Yesterday Stuart Candy, on his Skeptical Futuryst Blog, drew readers’ attention to a dark, elaborate scenario that played out on UK television last year. “Derren Brown: Apocalypse” is a two-part special that Candy describes as “Orson Welles’ 1938 Radio Play War of the Worlds meets The Truman Show.” Brown leads the hapless “star” of the special to believe that the end of the world has arrived–faking Armageddon to make one complacent and somewhat self-centered individual more appreciative of his real life.
I’ve long thought that some of the most compelling stories flirt with us, being transparently ambiguous about their orientation as truth or fiction. This approach to audience courtship made me lose my heart to the Museum of Jurassic Technology. And I wish I could see this new installation by Mark Dion at the Minneapolis Institute of Arts, which creates in loving detail the office of a vanished curator (who never existed).

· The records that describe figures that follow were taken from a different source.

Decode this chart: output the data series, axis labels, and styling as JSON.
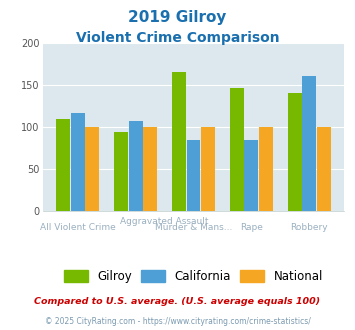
{
  "title_line1": "2019 Gilroy",
  "title_line2": "Violent Crime Comparison",
  "title_color": "#1a6faf",
  "groups": [
    {
      "name": "All Violent Crime",
      "gilroy": 110,
      "california": 117,
      "national": 100
    },
    {
      "name": "Aggravated Assault",
      "gilroy": 94,
      "california": 107,
      "national": 100
    },
    {
      "name": "Murder & Mans...",
      "gilroy": 165,
      "california": 85,
      "national": 100
    },
    {
      "name": "Rape",
      "gilroy": 146,
      "california": 85,
      "national": 100
    },
    {
      "name": "Robbery",
      "gilroy": 140,
      "california": 161,
      "national": 100
    }
  ],
  "gilroy_color": "#77b800",
  "california_color": "#4d9fd6",
  "national_color": "#f5a623",
  "ylim": [
    0,
    200
  ],
  "yticks": [
    0,
    50,
    100,
    150,
    200
  ],
  "plot_bg_color": "#dde8ee",
  "fig_bg_color": "#ffffff",
  "legend_labels": [
    "Gilroy",
    "California",
    "National"
  ],
  "footnote1": "Compared to U.S. average. (U.S. average equals 100)",
  "footnote2": "© 2025 CityRating.com - https://www.cityrating.com/crime-statistics/",
  "footnote1_color": "#cc0000",
  "footnote2_color": "#7a9ab0",
  "xlabel_color": "#9ab0c0"
}
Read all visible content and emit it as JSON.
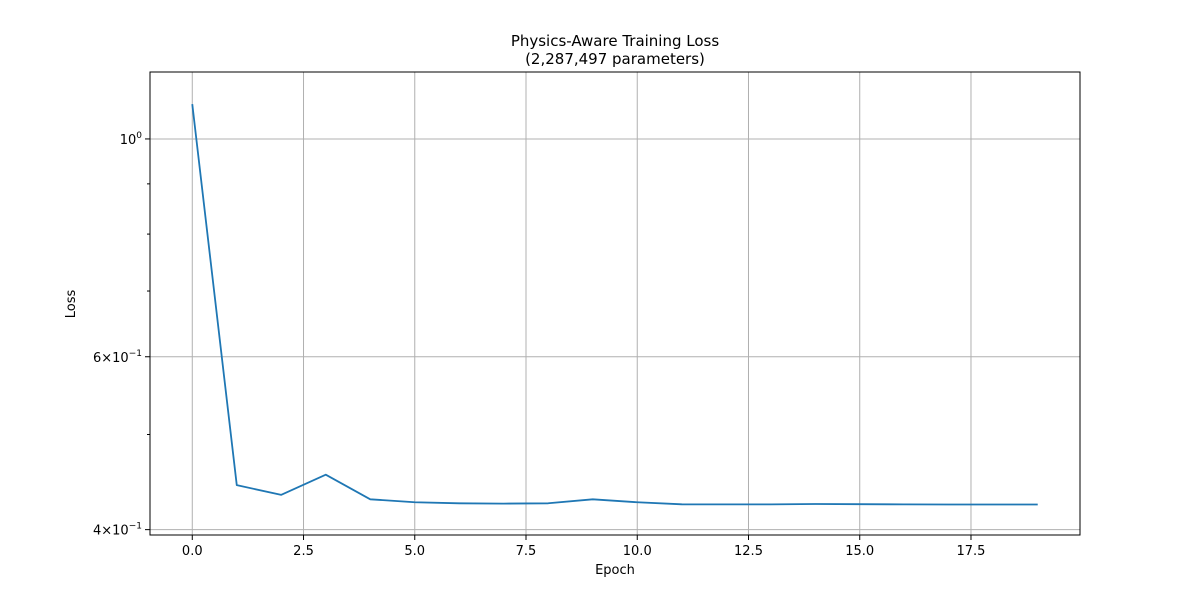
{
  "chart_data": {
    "type": "line",
    "title": "Physics-Aware Training Loss",
    "subtitle": "(2,287,497 parameters)",
    "xlabel": "Epoch",
    "ylabel": "Loss",
    "yscale": "log",
    "xlim": [
      -0.95,
      19.95
    ],
    "ylim": [
      0.395,
      1.17
    ],
    "grid": true,
    "legend": "none",
    "x_ticks": [
      0.0,
      2.5,
      5.0,
      7.5,
      10.0,
      12.5,
      15.0,
      17.5
    ],
    "x_tick_labels": [
      "0.0",
      "2.5",
      "5.0",
      "7.5",
      "10.0",
      "12.5",
      "15.0",
      "17.5"
    ],
    "y_major_ticks": [
      {
        "value": 1.0,
        "label_base": "10",
        "label_exp": "0"
      },
      {
        "value": 0.6,
        "label_base": "6×10",
        "label_exp": "−1"
      },
      {
        "value": 0.4,
        "label_base": "4×10",
        "label_exp": "−1"
      }
    ],
    "y_minor_ticks": [
      0.9,
      0.8,
      0.7,
      0.5
    ],
    "series": [
      {
        "color": "#1f77b4",
        "x": [
          0,
          1,
          2,
          3,
          4,
          5,
          6,
          7,
          8,
          9,
          10,
          11,
          12,
          13,
          14,
          15,
          16,
          17,
          18,
          19
        ],
        "y": [
          1.085,
          0.444,
          0.434,
          0.455,
          0.4295,
          0.4265,
          0.4255,
          0.4252,
          0.4255,
          0.4295,
          0.4265,
          0.4245,
          0.4244,
          0.4244,
          0.4248,
          0.4246,
          0.4244,
          0.4243,
          0.4243,
          0.4243
        ]
      }
    ]
  }
}
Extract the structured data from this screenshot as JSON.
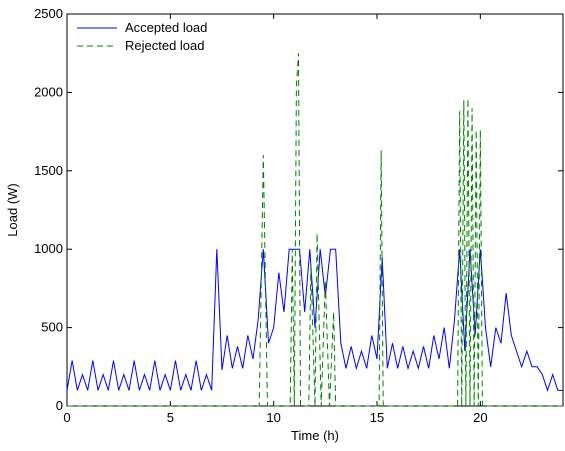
{
  "chart_data": {
    "type": "line",
    "xlabel": "Time (h)",
    "ylabel": "Load (W)",
    "xlim": [
      0,
      24
    ],
    "xticks": [
      0,
      5,
      10,
      15,
      20
    ],
    "ylim": [
      0,
      2500
    ],
    "yticks": [
      0,
      500,
      1000,
      1500,
      2000,
      2500
    ],
    "grid": false,
    "legend": "upper left",
    "series": [
      {
        "name": "Accepted load",
        "color": "#0000ff",
        "line_style": "solid",
        "x": [
          0,
          0.25,
          0.5,
          0.75,
          1,
          1.25,
          1.5,
          1.75,
          2,
          2.25,
          2.5,
          2.75,
          3,
          3.25,
          3.5,
          3.75,
          4,
          4.25,
          4.5,
          4.75,
          5,
          5.25,
          5.5,
          5.75,
          6,
          6.25,
          6.5,
          6.75,
          7,
          7.25,
          7.5,
          7.75,
          8,
          8.25,
          8.5,
          8.75,
          9,
          9.25,
          9.5,
          9.75,
          10,
          10.25,
          10.5,
          10.75,
          11,
          11.25,
          11.5,
          11.75,
          12,
          12.25,
          12.5,
          12.75,
          13,
          13.25,
          13.5,
          13.75,
          14,
          14.25,
          14.5,
          14.75,
          15,
          15.25,
          15.5,
          15.75,
          16,
          16.25,
          16.5,
          16.75,
          17,
          17.25,
          17.5,
          17.75,
          18,
          18.25,
          18.5,
          18.75,
          19,
          19.25,
          19.5,
          19.75,
          20,
          20.25,
          20.5,
          20.75,
          21,
          21.25,
          21.5,
          21.75,
          22,
          22.25,
          22.5,
          22.75,
          23,
          23.25,
          23.5,
          23.75,
          24
        ],
        "values": [
          100,
          290,
          100,
          200,
          100,
          290,
          100,
          200,
          100,
          290,
          100,
          200,
          100,
          290,
          100,
          200,
          100,
          290,
          100,
          200,
          100,
          290,
          100,
          200,
          100,
          290,
          100,
          200,
          100,
          1000,
          230,
          450,
          240,
          380,
          240,
          450,
          300,
          550,
          1000,
          400,
          500,
          850,
          600,
          1000,
          1000,
          1000,
          600,
          1000,
          500,
          1000,
          700,
          1000,
          1000,
          400,
          240,
          380,
          240,
          350,
          240,
          450,
          300,
          950,
          240,
          400,
          240,
          380,
          240,
          350,
          240,
          380,
          240,
          450,
          300,
          500,
          240,
          550,
          1000,
          350,
          1000,
          450,
          1000,
          500,
          250,
          500,
          400,
          720,
          450,
          350,
          250,
          350,
          250,
          250,
          200,
          100,
          200,
          100,
          100
        ]
      },
      {
        "name": "Rejected load",
        "color": "#008000",
        "line_style": "dashed",
        "x": [
          0,
          9.3,
          9.5,
          9.7,
          10.8,
          10.9,
          11.0,
          11.1,
          11.2,
          11.3,
          11.7,
          11.8,
          12.0,
          12.1,
          12.3,
          12.5,
          12.7,
          12.9,
          13.0,
          15.1,
          15.2,
          15.3,
          18.9,
          19.0,
          19.1,
          19.2,
          19.3,
          19.4,
          19.5,
          19.6,
          19.7,
          19.8,
          19.9,
          20.0,
          20.1,
          24
        ],
        "values": [
          0,
          0,
          1600,
          0,
          0,
          1000,
          0,
          2040,
          2250,
          0,
          0,
          900,
          0,
          1100,
          0,
          800,
          0,
          600,
          0,
          0,
          1630,
          0,
          0,
          1880,
          0,
          1950,
          0,
          1960,
          0,
          1900,
          0,
          1760,
          0,
          1760,
          0,
          0
        ]
      }
    ]
  }
}
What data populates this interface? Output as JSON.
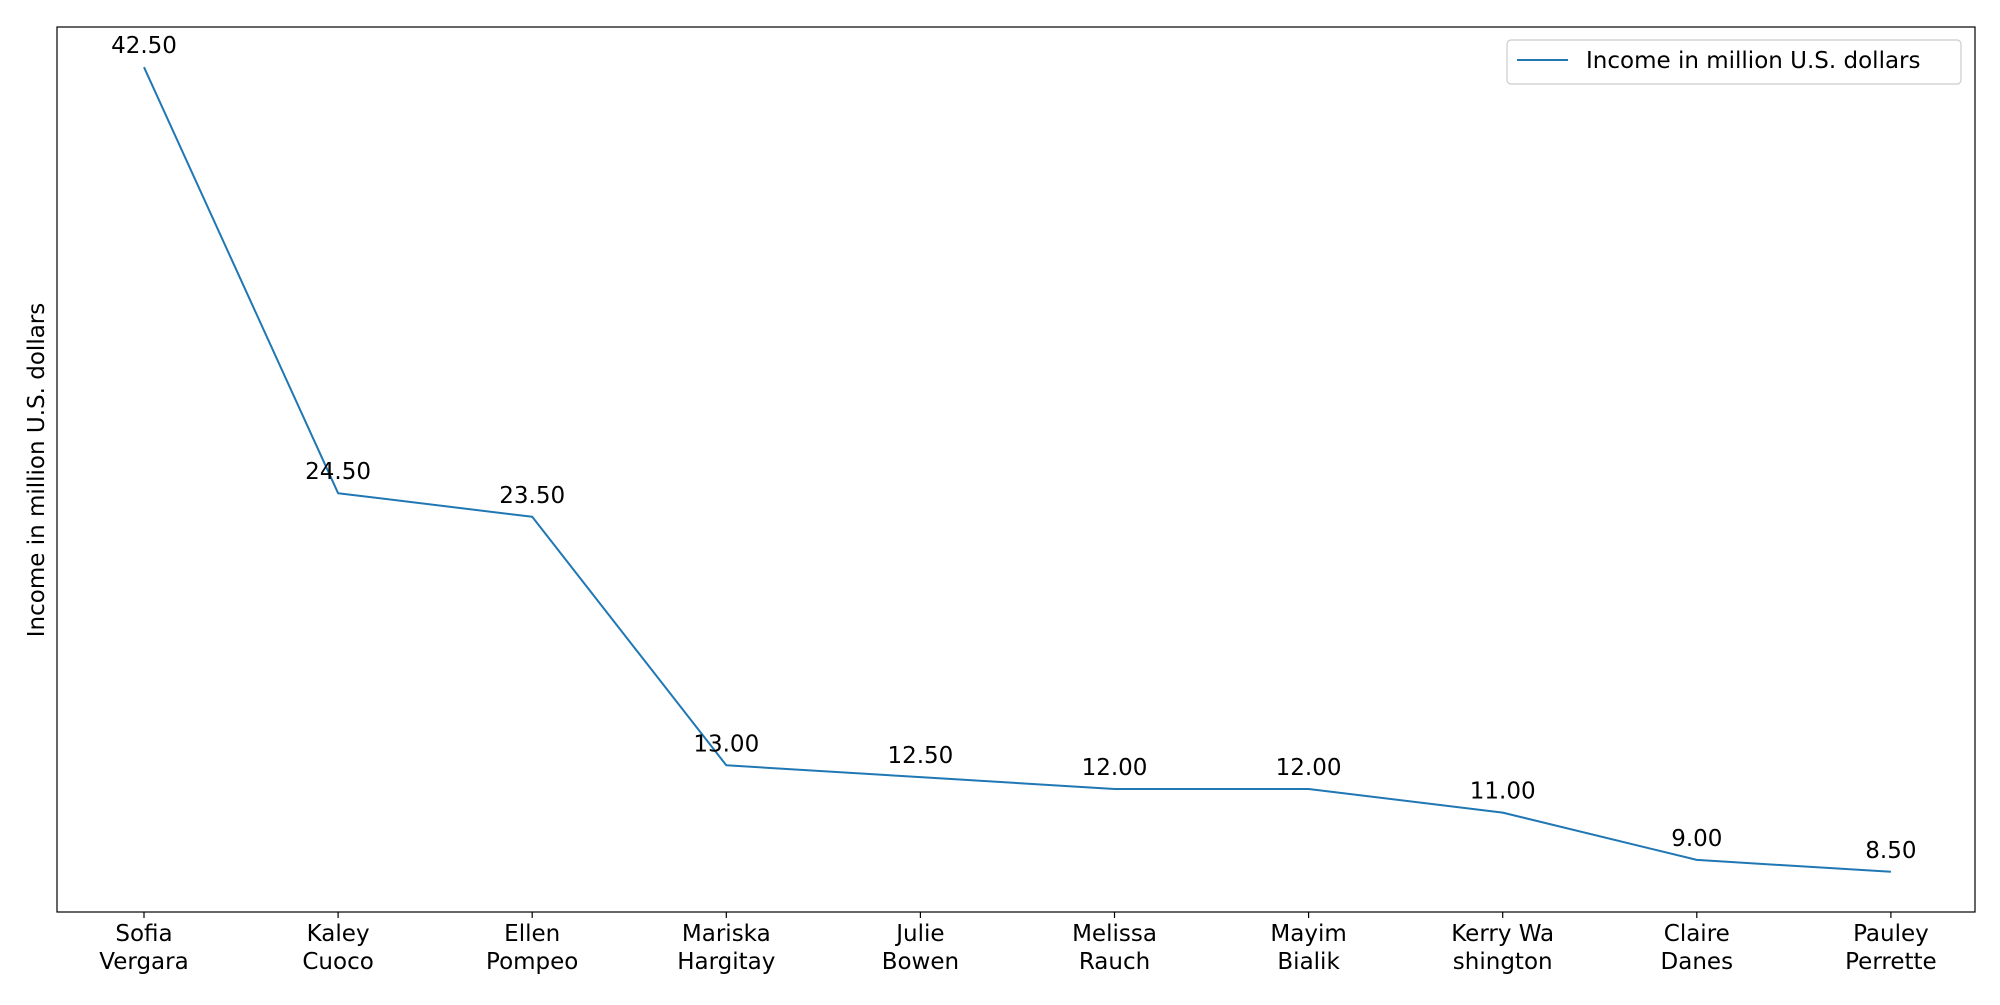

Nina observes that museums too often settle for broad generalizations rather than delving into specific narratives. I think another thing that weakens many museum narratives is a ponderous insistence on authoritative truth. I find stories more compelling (and engaging) when they invite me to use my critical facilities, attention and maybe some research skills to challenge the narrative they present. I like a exhibit that I can disagree with, question, or even suspect is an outright fake. Sometimes uncertainty keeps life, dating, and museums more interesting.